Wild Atlantic salmon are structured into populations and meta-populations with little gene flow between them, and evidence for local adaptation in wild Atlantic salmon is compelling (reviewed by Garcia de Leaniz et al. 2007). Farmed salmon differ genetically from wild populations due to founder effects, domestication selection, selection for economic traits and genetic drift (reviewed by Ferguson et al. 2007). Hybridisation of farmed with wild salmon and later backcrossing of hybrids may change the level of genetic variability and the frequency and type of alleles present. Hence, hybridisation of farmed with wild salmon has the potential to genetically alter native populations, reduce local adaptation and negatively affect population viability and character (Ferguson et al. 2007). Several studies have shown that escaped farmed salmon breeding in the wild have changed the genetic composition of wild populations (e.g. Clifford et al. 1998, Skaala et al. 2004).
Large-scale field experiments undertaken in Norway and Ireland showed highly reduced survival and lifetime success of farm and hybrid salmon compared to wild salmon (McGinnity et al. 1997, 2003, Fleming et al. 2000). The relative estimated lifetime success ranged from lowest for the farm progeny to highest for the local wild progeny with intermediate performance for the hybrids. Farmed salmon progeny and farm×wild hybrids may directly interact and compete with wild juveniles for food, habitat and territories.
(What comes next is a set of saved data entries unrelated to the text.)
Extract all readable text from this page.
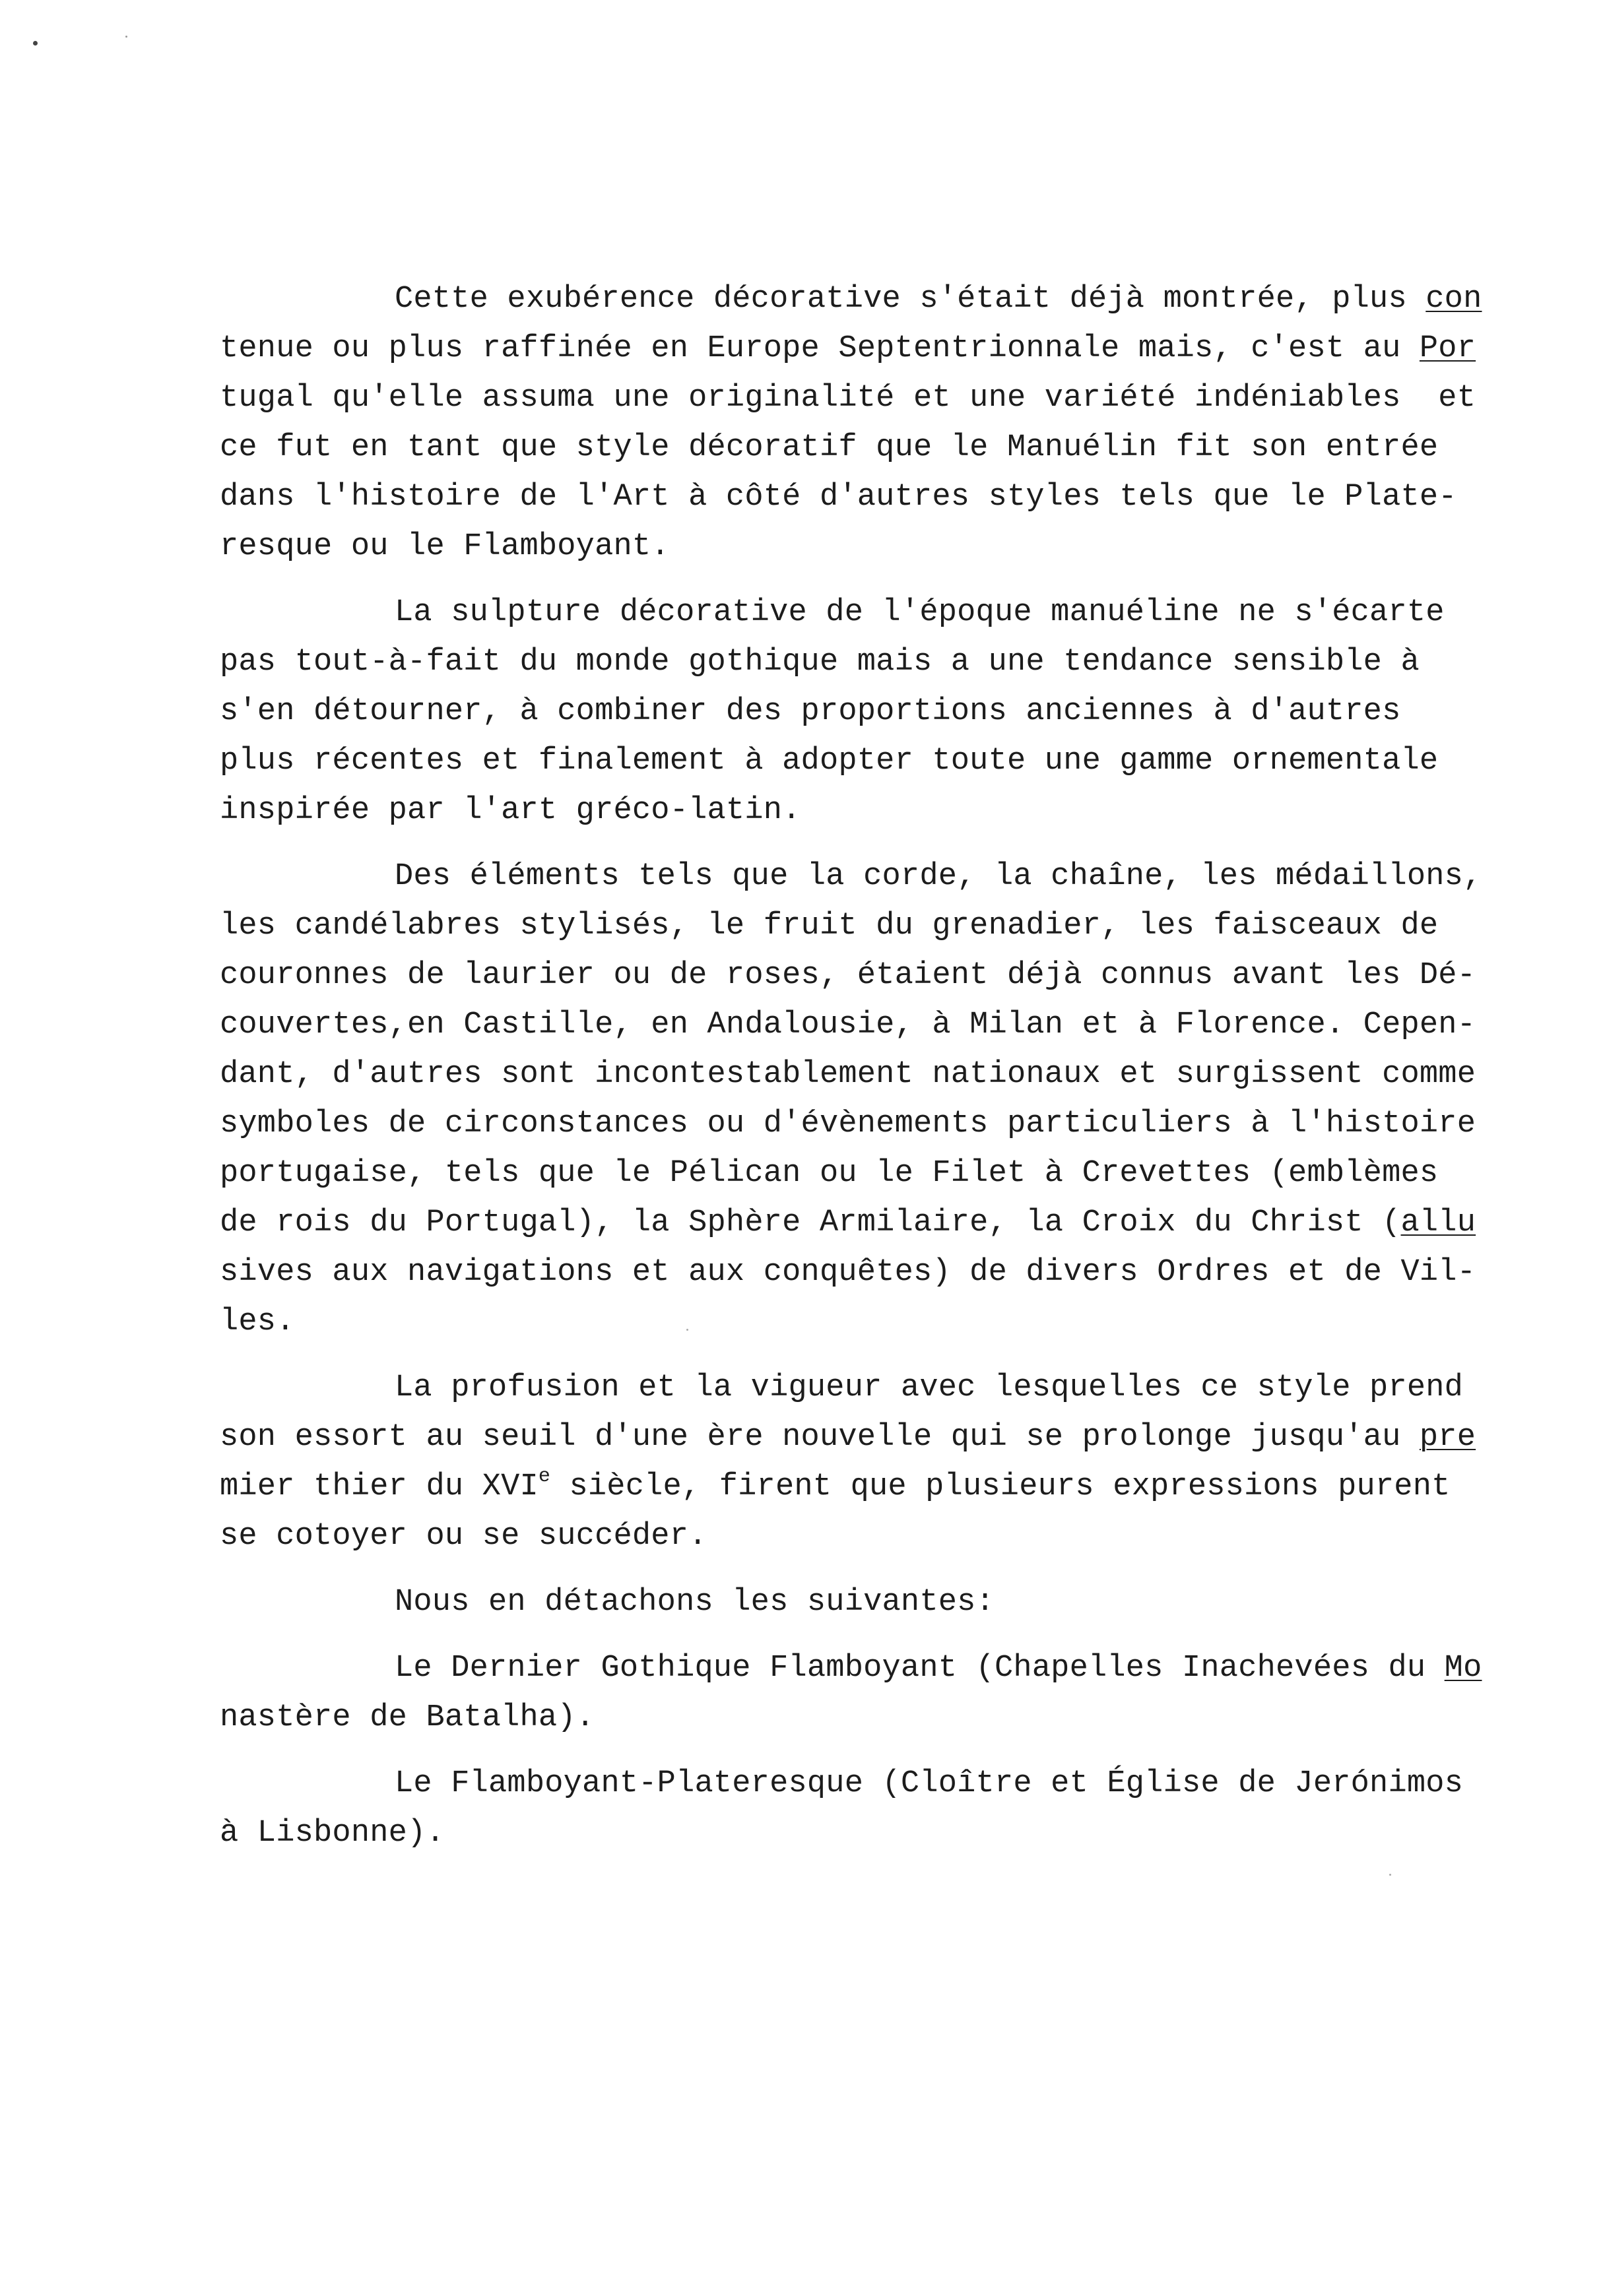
Cette exubérence décorative s'était déjà montrée, plus con

tenue ou plus raffinée en Europe Septentrionnale mais, c'est au Por

tugal qu'elle assuma une originalité et une variété indéniables  et

ce fut en tant que style décoratif que le Manuélin fit son entrée

dans l'histoire de l'Art à côté d'autres styles tels que le Plate-

resque ou le Flamboyant.

La sulpture décorative de l'époque manuéline ne s'écarte

pas tout-à-fait du monde gothique mais a une tendance sensible à

s'en détourner, à combiner des proportions anciennes à d'autres

plus récentes et finalement à adopter toute une gamme ornementale

inspirée par l'art gréco-latin.

Des éléments tels que la corde, la chaîne, les médaillons,

les candélabres stylisés, le fruit du grenadier, les faisceaux de

couronnes de laurier ou de roses, étaient déjà connus avant les Dé-

couvertes,en Castille, en Andalousie, à Milan et à Florence. Cepen-

dant, d'autres sont incontestablement nationaux et surgissent comme

symboles de circonstances ou d'évènements particuliers à l'histoire

portugaise, tels que le Pélican ou le Filet à Crevettes (emblèmes

de rois du Portugal), la Sphère Armilaire, la Croix du Christ (allu

sives aux navigations et aux conquêtes) de divers Ordres et de Vil-

les.

La profusion et la vigueur avec lesquelles ce style prend

son essort au seuil d'une ère nouvelle qui se prolonge jusqu'au pre

mier thier du XVIe siècle, firent que plusieurs expressions purent

se cotoyer ou se succéder.

Nous en détachons les suivantes:

Le Dernier Gothique Flamboyant (Chapelles Inachevées du Mo

nastère de Batalha).

Le Flamboyant-Plateresque (Cloître et Église de Jerónimos

à Lisbonne).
Farm juveniles and hybrids are generally more aggressive and consume similar resources in freshwater habitats as wild fish (Einum & Fleming 1997). In addition, they grow faster than wild fish, which may give them a competitive advantage during certain life stages. Invasions of escaped farmed salmon have the potential to impact the productivity of wild salmon populations negatively through juvenile resource competition and competitive displacement. Fleming et al. (2000) determined that invasion of a small river in Norway by escapees resulted in an overall reduction in smolt production by 28% due to resource competition and competitive displacement. Local fisheries could therefore suffer reduced catches as wild fish stocks decline (Svåsand et al. 2007).
Competition for food
Escaped salmon consume much the same diet as wild salmon in oceanic waters (Jacobsen & Hansen 2001, Hislop & Webb 1992) and could potentially compete for food with wild stocks. Substantial competitive interactions in the ocean, however, appear unlikely to occur as ocean mortality of salmon appears to be density-independent (Jonsson & Jonsson 2004), although limited information exists to assess if this is also the case for coastal waters (Jonsson & Jonsson 2006).